Earlier today, a reader sent me a file asking just that question. Carlos received an anti-malware warning flagging a file as malicious. According to Virustotal, ESET-NOD32 flags it as "a variant of Win32/KingSoft.D potentially unwanted". This is a pretty weak signature. Virustotal also stated that the file is "Probably harmless" and that "There are strong indicators suggesting that this file is safe to use."

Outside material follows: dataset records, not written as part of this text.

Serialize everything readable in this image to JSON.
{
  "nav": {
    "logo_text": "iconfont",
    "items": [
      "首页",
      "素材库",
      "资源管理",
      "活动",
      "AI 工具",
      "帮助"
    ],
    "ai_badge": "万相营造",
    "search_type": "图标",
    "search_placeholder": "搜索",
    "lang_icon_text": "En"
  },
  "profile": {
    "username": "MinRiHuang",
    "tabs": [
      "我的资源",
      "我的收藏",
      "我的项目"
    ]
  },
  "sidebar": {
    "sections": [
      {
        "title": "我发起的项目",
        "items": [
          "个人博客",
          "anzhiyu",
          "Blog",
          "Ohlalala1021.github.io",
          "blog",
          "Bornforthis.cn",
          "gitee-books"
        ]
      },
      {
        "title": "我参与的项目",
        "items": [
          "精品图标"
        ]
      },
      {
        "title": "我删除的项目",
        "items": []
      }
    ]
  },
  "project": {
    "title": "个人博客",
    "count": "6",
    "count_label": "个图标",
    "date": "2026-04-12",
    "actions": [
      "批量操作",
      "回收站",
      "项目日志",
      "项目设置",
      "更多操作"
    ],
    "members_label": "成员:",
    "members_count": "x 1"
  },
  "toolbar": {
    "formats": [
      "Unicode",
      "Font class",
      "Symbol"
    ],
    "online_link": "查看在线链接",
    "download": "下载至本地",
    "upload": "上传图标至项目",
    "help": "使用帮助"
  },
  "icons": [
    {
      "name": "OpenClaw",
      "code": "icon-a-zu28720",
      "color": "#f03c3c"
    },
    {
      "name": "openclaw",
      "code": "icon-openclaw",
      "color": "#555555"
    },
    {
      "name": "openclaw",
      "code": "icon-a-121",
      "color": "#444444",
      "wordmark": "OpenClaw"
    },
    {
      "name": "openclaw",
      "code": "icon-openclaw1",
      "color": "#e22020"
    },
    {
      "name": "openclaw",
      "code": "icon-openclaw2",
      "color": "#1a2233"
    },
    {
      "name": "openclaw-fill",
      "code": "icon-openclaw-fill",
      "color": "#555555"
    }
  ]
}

Next, I uploaded it to hybrid-analysis. Hybrid-Analysis returned the following risk assessment:

This looks quite a bit more malicious.

Some additional Google searches revealed that the file is likely part of "WPS Office," a free Chinese office suite that appears to be included for free with some HP Laptops.

My advice to Carlos was that the file is likely not malicious, but as long as he doesn't need WPS Office, he is probably better off deleting it to save some disk space. In short: bloatware. 

What would your advice be? Here are the links to the results from Hybrid Analysis and Virustotal:


Johannes B. Ullrich, Ph.D.

6 comment(s)


I'm looking through the suspicious network communication and I see curl in there... but do we know what this file was originally supposed to do? I think that would go a long way to helping the determination.
The fact the file is at least a year old according to virustotal (First submission 2016-01-22 09:32:50 UTC ( 1 year ago )) and still has only 1 detection would be good evidence it is NOT malicious. Fresh malicious samples, less than a day old, I can see having low detection scores, but a year old and only 1 vendor detects it, no.

A valid signature isn't proof it is non-malicious, but valid signed executables that are malicious are uncommon. And if a stolen cert is caught being used to sign malicious, it gets revoked rather quickly. This is a year old again and the signature is still valid.

Those two facts alone would have me say non-malicious.
thank you :)
you are the best :)
great work
i removed all strange software from the assus a540L endpoint, and now it is great, no strange chinese software running in the background
If it is something you use, or, if something you use depends on it, you have to access the need of that piece of code.
If it is NOT something you need/use is inherently a security risk (one more attack vector).
While the executable may not be particularly dangerous; its operations are more complex than I would expect for this kind of software. In a nation whose people are highly surveilled this rather innocuous software would be a great way to ensure you have a backdoor that checks in with the mother ship, and provides a delivery system for other goodies.